Bu heyecan dolu yolculukta bu haftaki konuğum, SPIDYA Software şirketinde Ürün Geliştirme Müdürü olarak çalışan Melis Keleş!. Kendisine davetimizi kabul ettiği için çok teşekkür ediyorum.
Programın akışını hatırlatacak olursak programımız 3 bölümden oluşuyor. İlk bölümüzde Melis Hanım’ı tanımak için bir takım sorular yönelttik ve bu bölümde Melis Hanım’ı daha yakından tanımaya çalıştık. İkinci bölümde Melis Hanım’ın ilgi alanları ile ilgili bir takım sorular hazırladık. Teması “Sence Hangisi?”, Melis Hanım bu sorular karşısında tercihlerini bizlere iletti ve nedenlerini de açıkladı. Üçüncü bölümümüz de “Sen olsan ne yapardın?” bölümüydü. Orda da gerçek hayattan bir hikayemiz bulunuyordu, bu hikayedeki kişi sen olsan sen ne yapardın? onu öğrenmek istiyoruz dedik ve Melis Hanım bizler için bu bölümde de kendisinin başına gelseydi nasıl bir aksiyon olacağını iletti. Üçüncü bölümümüzün sonunda Melis Hanım’a veda ettikten sonra bir de kapanış bölümümüz bulunuyordu. Her yayınımızın kapanışında matematik ve yazılım dünyasında değerli çalışmalar yapmış bir tarihi değeri tanıtmaya çalışacağız. . Bu programda sizlere tanıttığımız kişi Amerikalı bir bilgisayar bilimcisi ve programlama dilleri konusundaki çalışmalarıyla tanınan bir figür olan Frances Elizabeth Allen oldu.

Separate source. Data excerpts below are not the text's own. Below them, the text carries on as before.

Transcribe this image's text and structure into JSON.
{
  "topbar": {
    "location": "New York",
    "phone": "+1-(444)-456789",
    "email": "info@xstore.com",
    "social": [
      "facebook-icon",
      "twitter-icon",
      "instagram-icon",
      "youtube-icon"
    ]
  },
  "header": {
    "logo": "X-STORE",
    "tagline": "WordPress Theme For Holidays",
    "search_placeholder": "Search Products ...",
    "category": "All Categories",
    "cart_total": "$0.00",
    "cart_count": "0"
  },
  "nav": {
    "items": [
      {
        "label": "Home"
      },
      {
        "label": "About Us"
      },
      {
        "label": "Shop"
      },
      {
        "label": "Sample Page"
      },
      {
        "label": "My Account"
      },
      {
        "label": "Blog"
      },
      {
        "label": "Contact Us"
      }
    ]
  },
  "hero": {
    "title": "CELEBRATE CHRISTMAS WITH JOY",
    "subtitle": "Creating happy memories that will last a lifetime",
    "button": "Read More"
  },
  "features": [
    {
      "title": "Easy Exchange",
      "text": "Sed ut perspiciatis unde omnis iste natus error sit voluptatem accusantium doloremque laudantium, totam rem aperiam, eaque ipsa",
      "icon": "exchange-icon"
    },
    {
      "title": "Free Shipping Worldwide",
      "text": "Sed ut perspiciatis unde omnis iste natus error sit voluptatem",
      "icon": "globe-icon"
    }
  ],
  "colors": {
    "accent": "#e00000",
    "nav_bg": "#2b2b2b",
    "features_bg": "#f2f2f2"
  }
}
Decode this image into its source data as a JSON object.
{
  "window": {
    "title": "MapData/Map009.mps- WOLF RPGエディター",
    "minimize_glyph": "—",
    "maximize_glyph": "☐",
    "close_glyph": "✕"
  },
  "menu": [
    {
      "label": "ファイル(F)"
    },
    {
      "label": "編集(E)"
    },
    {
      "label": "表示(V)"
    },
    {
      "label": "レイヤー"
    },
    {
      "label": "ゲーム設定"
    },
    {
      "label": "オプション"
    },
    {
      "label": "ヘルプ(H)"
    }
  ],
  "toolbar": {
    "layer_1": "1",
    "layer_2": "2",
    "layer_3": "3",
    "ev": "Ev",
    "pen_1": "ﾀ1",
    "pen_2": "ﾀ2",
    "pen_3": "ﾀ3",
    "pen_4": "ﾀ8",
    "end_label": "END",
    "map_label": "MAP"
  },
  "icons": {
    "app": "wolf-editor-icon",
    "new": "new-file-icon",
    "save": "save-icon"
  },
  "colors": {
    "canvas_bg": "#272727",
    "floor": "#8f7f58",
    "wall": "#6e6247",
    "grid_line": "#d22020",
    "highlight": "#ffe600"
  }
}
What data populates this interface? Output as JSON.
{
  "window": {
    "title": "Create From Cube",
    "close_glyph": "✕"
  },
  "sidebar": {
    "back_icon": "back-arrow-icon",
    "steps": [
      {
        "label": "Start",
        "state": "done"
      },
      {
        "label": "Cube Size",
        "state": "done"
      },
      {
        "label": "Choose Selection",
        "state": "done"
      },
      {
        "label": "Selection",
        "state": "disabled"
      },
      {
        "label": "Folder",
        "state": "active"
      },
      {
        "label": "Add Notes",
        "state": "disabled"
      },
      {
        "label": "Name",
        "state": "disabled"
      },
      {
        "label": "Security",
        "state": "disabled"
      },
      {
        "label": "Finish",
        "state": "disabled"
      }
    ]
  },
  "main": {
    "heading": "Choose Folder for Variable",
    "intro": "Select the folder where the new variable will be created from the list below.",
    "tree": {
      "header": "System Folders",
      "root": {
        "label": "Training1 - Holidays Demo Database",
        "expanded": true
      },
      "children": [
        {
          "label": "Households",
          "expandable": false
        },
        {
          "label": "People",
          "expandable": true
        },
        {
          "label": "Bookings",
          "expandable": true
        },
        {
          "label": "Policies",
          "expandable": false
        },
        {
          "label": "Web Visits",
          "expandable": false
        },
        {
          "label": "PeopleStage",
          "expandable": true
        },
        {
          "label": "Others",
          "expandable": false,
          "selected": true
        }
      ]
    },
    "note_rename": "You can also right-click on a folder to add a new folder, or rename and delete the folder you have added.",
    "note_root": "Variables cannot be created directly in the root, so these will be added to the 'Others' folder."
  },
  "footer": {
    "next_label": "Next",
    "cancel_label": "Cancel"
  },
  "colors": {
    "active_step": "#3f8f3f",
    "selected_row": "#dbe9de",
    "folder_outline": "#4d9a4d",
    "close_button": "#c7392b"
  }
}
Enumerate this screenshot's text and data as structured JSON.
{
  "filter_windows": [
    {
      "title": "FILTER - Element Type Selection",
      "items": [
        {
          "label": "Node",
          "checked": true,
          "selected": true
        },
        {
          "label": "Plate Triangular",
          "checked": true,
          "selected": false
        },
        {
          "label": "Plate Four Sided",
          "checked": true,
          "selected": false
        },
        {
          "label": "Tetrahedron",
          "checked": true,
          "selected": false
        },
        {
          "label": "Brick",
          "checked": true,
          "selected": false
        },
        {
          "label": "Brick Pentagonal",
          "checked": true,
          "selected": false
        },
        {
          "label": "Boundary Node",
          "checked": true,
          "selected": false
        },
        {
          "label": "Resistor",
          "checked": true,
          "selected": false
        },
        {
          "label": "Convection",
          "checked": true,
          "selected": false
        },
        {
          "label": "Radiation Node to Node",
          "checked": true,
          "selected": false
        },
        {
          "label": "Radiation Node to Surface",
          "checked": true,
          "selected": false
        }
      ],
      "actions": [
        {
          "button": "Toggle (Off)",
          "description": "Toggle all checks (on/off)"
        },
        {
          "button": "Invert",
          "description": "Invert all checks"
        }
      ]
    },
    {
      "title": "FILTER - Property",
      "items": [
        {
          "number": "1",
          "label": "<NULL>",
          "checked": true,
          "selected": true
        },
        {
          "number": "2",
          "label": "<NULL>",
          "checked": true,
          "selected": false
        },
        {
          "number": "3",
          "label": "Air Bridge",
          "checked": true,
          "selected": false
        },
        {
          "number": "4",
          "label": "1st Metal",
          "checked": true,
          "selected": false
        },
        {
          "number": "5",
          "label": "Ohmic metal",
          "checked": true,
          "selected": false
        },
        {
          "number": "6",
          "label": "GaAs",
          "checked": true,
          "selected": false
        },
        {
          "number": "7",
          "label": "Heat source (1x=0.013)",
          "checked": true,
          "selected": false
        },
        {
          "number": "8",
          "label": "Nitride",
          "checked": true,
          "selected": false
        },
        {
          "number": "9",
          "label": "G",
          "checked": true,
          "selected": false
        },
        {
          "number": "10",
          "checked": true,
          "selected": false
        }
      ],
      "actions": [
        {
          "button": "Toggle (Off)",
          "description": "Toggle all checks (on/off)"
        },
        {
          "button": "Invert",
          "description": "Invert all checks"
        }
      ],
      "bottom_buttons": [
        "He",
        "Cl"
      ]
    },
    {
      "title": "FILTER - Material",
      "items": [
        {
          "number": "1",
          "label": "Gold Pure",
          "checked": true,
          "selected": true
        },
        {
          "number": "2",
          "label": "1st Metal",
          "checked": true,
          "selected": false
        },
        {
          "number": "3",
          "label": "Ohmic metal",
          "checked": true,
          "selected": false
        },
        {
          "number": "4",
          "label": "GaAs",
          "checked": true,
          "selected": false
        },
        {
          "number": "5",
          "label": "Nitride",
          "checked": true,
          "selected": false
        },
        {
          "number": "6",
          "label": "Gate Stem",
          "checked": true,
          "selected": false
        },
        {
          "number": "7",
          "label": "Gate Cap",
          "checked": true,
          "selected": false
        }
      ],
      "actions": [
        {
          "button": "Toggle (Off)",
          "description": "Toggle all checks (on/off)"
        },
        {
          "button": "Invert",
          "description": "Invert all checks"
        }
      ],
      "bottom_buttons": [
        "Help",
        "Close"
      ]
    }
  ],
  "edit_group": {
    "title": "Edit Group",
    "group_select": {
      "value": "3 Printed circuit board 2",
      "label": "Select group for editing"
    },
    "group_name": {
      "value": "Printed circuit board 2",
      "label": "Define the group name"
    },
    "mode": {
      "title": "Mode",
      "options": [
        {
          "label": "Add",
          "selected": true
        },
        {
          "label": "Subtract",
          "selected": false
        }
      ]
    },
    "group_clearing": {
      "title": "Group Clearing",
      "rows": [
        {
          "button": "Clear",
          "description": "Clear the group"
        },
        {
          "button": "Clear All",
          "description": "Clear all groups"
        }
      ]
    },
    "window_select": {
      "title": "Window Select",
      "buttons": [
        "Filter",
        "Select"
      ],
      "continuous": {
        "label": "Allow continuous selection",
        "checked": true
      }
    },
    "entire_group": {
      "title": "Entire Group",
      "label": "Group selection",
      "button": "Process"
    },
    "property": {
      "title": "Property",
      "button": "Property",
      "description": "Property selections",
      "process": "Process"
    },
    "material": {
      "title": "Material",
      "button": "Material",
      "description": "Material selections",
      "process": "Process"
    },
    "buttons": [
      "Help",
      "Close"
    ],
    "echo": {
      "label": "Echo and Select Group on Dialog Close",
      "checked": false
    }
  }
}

Not : (Soru cevaplarının detaylarına, yayından ulaşabilirsiniz. 🙂 )
BİRİNCİ BÖLÜM
Melis Hanım’a Özel Sorular!
Tekrar Hoş Geldiniz Melis Hanım! Bize biraz kendinden bahsedebilir misin? Melis Keleş kimdir? Hangi okullarda okudu? Şu anda neler yapıyor?
M: Merhabalar. Kadir Has Üniversitesi İstatistik ve Bilgisayar Bilimleri mezunuyum. 2009’da mezun oldum, 2008’de çalışma hayatına başladım. İlk iş tecrübem olan ODYA Teknoloji’deki serüvenim 12 yıl sürdü. Bu 12 yılda Teknik Danışman, Uzman Teknik Danışman, Takım Lideri, Çözüm Mimarı, Çözüm Müdürü gibi çeşitli titlelarda çalıştım, en son doğum iznine ayrılmadan önce Çözüm Müdür pozisyonundaydım. Bir buçuk yıllık bir doğum izni sonrası ODYA Teknoloji iştiraki olan SPIDYA Yazılım’da Ürün Geliştirme Müdürü olarak işe başladım, hala aynı title ile görevime devam ediyorum.
Ürün tarafında ve analiz tarafında çalışmaya nasıl karar verdiniz? Öncesinde bir development geçmişiniz var mıydı?
M:Öncesinde development geçmişim yoktu. Tabii ki bölümümde yazılım dersleri vardı, development nedir? Nasıl yapılır? Bunları öğrendim ancak hiçbir zaman yazılımcı olarak çalışmadım. Benim hikayem ITSM toolları ürünlerini ve süreçlerini öğrenme üzerineydi. ITIL nedir? Analiz nasıl yapılır? Bunları öğrenmekle ilerledi. Bu ürünleri öğrenmek ve bu ürünlerle ilgili implementasyon yapmak için developmentlık yapıyorsunuz ama low-code’a yakın bir developmentlık bu. Öğrenmiş olduğum ürünlerin developmentları, implementasyonları nasıl yapılırla yola çıktık, burada developmentlık deneyimimi elde etitm. Kattığınız ek süreçler ek implementasyonlar bir geliştirme süreci oluyor. Bir C-Sharp, Java geliştirmek, sıfırdan bir proje geliştirmek gibi değil. Analiz tarafında ise; bu ürünlerin doğası gereği analiz hep işin içindedir, uyarlamalar sürecinde doğru sorular sormak işin doğasında olduğundan ister istemez kendinizi geliştiriyorsunuz. IK süreci de olsa, ITSM de olsa, envanter yönetimi de olsa, var olan bir işin dijitalleştirilmesi, süreçlerin bir ürün/uygulama üzerine implemente edilmesi dediğimiz şey süreç. Bu da doğru soruyu sor anla, müşterinin isteklerine cevap ver derken süreç analize gidiyor. İşin özü süreç olunca doğru sorular sormak iyi implementasyon yapmak için gerekli oluyor. Bunları da iyi yaptığınız zaman zaten bu noktaya gelmiş oluyorsunuz. Bu zincirleme bir süreç.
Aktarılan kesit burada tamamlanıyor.